A 12-year-old girl has accused the police officers at Isebania Police Station in Kenya of locking her up in cells for 6 days to hide evidence of her father who himself is a police officer having defiled her.
A report by Nairobi News said the victim had gone to her father to request for school fees on November 1 at their home in Nyabohanse town when he lured her into his bedroom and had sex with her.
Her father was reportedly a police officer who worked with a senior politician in Migori County before being interdicted from police service.
“I went to see him to collect my fee balance on the instructions of my grandmother with whom I lived. She could not afford Sh13,890 which I owed the school so I went to my father who operates a pub in Nyabohanse town.
“I was cleaning utensils when he came home that morning. He called me to his bedroom as he wanted me to do some shopping for breakfast. I was helpless as he pinned me on his bed and committed the act,” she was quoted as saying in an interview with The Nation.
Thinking that the police were the best people to report to and rightly so, the Standard Five pupil at a private school in Nyabohanse town to file a complaint but she ended up suffering double jeopardy.

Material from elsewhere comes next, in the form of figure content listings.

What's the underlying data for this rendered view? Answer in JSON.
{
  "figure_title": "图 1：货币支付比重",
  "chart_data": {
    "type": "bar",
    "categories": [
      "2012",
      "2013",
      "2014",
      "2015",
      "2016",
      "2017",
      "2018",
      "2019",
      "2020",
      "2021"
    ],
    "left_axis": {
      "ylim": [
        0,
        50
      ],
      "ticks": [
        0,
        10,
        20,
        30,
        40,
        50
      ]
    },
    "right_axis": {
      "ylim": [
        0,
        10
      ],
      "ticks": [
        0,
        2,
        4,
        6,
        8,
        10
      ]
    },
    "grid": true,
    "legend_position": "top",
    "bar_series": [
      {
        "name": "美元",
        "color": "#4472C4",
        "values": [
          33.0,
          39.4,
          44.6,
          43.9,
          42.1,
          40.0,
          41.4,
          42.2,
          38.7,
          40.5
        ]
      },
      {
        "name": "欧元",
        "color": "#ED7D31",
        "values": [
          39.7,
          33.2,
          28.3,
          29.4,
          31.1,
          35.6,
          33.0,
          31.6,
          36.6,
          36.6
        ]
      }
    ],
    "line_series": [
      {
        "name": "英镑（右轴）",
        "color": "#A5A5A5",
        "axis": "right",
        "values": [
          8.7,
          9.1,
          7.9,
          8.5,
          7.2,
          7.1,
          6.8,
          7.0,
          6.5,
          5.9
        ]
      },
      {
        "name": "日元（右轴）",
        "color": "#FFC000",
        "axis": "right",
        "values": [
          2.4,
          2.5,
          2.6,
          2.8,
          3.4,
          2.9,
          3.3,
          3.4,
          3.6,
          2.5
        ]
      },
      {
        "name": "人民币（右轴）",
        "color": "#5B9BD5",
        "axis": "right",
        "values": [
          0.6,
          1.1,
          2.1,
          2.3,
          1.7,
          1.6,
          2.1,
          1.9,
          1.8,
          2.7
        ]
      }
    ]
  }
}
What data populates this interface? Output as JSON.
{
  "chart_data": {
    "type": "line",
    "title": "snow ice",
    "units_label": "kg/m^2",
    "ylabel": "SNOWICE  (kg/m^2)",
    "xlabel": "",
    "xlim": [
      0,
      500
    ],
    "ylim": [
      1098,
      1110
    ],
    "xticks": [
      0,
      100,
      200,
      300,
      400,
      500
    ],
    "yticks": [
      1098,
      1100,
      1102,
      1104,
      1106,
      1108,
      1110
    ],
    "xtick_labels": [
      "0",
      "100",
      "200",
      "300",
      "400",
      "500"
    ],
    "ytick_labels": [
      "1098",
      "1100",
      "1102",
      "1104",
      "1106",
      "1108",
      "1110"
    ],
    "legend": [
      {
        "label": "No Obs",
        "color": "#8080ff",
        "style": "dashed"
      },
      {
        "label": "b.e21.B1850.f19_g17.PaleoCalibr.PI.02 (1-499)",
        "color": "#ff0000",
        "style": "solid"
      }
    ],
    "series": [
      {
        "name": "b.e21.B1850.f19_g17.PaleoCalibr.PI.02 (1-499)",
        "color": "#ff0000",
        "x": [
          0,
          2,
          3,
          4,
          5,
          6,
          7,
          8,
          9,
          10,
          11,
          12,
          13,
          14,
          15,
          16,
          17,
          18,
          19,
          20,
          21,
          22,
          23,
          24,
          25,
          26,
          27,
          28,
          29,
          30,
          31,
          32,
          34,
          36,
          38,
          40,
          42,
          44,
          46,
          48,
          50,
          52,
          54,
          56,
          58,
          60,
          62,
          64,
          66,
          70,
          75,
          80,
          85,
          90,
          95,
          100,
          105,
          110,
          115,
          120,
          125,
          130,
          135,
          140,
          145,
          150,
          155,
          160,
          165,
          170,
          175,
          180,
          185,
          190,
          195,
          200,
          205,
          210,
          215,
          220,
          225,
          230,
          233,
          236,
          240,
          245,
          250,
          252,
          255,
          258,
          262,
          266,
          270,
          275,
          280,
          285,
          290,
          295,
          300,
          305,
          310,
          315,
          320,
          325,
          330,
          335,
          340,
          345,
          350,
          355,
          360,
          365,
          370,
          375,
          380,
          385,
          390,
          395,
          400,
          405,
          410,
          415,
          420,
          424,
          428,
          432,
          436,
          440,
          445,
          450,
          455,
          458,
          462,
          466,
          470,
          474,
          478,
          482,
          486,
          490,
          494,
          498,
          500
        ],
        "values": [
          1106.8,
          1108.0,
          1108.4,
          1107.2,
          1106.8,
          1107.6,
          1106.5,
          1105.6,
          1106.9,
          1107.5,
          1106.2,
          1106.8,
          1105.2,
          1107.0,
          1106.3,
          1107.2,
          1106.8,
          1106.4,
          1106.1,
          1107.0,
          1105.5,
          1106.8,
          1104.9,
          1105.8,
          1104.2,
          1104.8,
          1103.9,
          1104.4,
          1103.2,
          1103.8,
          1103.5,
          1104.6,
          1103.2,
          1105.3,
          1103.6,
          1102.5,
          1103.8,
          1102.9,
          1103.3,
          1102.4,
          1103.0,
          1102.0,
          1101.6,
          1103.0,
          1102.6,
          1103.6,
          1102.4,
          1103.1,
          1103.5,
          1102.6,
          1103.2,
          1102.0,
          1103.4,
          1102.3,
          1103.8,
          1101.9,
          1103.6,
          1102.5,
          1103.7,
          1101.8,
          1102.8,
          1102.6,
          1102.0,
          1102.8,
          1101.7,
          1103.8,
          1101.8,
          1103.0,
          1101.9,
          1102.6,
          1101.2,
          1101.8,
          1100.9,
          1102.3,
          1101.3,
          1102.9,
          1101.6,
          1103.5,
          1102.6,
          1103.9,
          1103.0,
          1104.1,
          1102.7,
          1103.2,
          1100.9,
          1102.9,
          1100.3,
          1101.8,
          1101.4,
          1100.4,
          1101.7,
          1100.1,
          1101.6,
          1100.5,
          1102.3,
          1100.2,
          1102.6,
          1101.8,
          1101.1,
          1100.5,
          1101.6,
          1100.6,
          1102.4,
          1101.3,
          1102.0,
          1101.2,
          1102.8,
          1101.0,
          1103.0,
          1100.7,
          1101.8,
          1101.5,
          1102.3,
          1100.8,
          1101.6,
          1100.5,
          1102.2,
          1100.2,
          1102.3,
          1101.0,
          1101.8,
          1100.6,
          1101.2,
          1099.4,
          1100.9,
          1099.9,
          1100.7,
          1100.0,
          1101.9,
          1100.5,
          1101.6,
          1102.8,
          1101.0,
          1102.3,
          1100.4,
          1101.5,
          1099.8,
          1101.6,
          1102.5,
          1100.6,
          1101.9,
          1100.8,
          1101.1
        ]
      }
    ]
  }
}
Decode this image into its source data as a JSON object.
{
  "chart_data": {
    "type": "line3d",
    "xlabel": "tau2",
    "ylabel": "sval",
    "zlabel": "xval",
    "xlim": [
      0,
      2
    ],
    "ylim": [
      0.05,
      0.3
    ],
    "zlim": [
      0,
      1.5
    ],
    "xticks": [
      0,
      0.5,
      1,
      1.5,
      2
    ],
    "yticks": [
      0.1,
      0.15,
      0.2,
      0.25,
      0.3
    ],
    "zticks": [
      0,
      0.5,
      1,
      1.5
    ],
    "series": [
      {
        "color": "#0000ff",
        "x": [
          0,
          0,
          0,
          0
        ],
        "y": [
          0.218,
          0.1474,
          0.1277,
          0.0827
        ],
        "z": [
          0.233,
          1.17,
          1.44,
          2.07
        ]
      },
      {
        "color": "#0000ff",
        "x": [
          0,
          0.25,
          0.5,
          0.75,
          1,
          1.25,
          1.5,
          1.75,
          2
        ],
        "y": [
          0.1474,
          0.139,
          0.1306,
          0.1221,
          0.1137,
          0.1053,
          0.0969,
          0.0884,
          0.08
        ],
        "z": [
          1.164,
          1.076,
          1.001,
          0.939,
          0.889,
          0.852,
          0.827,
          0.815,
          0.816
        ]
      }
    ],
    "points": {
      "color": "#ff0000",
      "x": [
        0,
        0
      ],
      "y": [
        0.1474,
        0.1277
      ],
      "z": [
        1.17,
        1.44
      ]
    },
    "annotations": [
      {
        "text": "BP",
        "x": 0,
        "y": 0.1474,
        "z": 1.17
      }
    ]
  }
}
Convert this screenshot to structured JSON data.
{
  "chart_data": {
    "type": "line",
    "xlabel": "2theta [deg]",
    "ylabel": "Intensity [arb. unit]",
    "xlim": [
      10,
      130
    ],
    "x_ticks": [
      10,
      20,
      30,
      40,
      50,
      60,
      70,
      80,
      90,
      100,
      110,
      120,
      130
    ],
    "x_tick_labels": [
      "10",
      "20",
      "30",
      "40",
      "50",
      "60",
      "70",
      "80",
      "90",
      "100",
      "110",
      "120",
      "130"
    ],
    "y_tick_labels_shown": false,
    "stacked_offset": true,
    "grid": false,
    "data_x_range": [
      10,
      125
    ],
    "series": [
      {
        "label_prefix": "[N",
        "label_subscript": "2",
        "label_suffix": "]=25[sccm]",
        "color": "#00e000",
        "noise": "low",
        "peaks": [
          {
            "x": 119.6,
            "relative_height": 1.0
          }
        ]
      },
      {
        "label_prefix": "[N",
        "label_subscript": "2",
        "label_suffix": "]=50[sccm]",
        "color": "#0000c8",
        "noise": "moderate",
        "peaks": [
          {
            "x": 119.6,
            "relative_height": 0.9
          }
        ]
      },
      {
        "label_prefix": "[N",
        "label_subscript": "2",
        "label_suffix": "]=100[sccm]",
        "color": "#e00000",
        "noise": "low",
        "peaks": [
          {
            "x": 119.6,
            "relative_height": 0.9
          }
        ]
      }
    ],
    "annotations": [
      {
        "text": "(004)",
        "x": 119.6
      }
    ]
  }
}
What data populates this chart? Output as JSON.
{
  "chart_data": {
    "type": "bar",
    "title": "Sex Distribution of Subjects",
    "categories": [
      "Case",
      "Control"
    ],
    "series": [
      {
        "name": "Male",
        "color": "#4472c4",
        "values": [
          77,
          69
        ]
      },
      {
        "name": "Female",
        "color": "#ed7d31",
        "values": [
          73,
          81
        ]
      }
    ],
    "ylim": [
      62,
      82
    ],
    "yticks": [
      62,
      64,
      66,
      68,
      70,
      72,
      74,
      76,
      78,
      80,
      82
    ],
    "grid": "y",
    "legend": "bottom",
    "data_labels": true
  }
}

“I reported the incident to a female police officer, who called my father and the area chief and tried to persuade me to forgive him,” she narrated.
She was then transferred to Isebania Police Station where she was placed in a cell for six days before she was taken to Nyayo Hospital, where she was tested and given a prescription.
While in the police cell, her father visited her and threatened her to drop the case against her.
Meanwhile, the victim’s grandmother insists that justice must be done.
“When we visited her on the same evening she was arrested, the officer declined to release her, saying the national flag at the station had already been lowered and we were not allowed to see her.
“All we need is justice for the minor. It is said that the police, who ought to have protected her, conspired with the suspect to torment her further.
“The suspect, who should be in custody, walks scot-free and was accessing the girl freely as we were denied any chance to see her,” the old woman lamented.
“The six-day detention was a plot to conceal possible evidence of rape. Even police records and the occurrence book entries were skewed,” she further alleged.
According to the Office of the Director of Public Prosecutions Noordin Haji also confirmed that the case was closed “due to lack of evidence”.
A letter dated November 5 and addressed to the OCS Isebania Police Station, Mr Martin Mwongera, a senior prosecution counsel, called for the termination of the case.
Part of the said letter reads: “… after perusing police files and statements, I find no sufficient evidence to charge the suspect with the said offence.”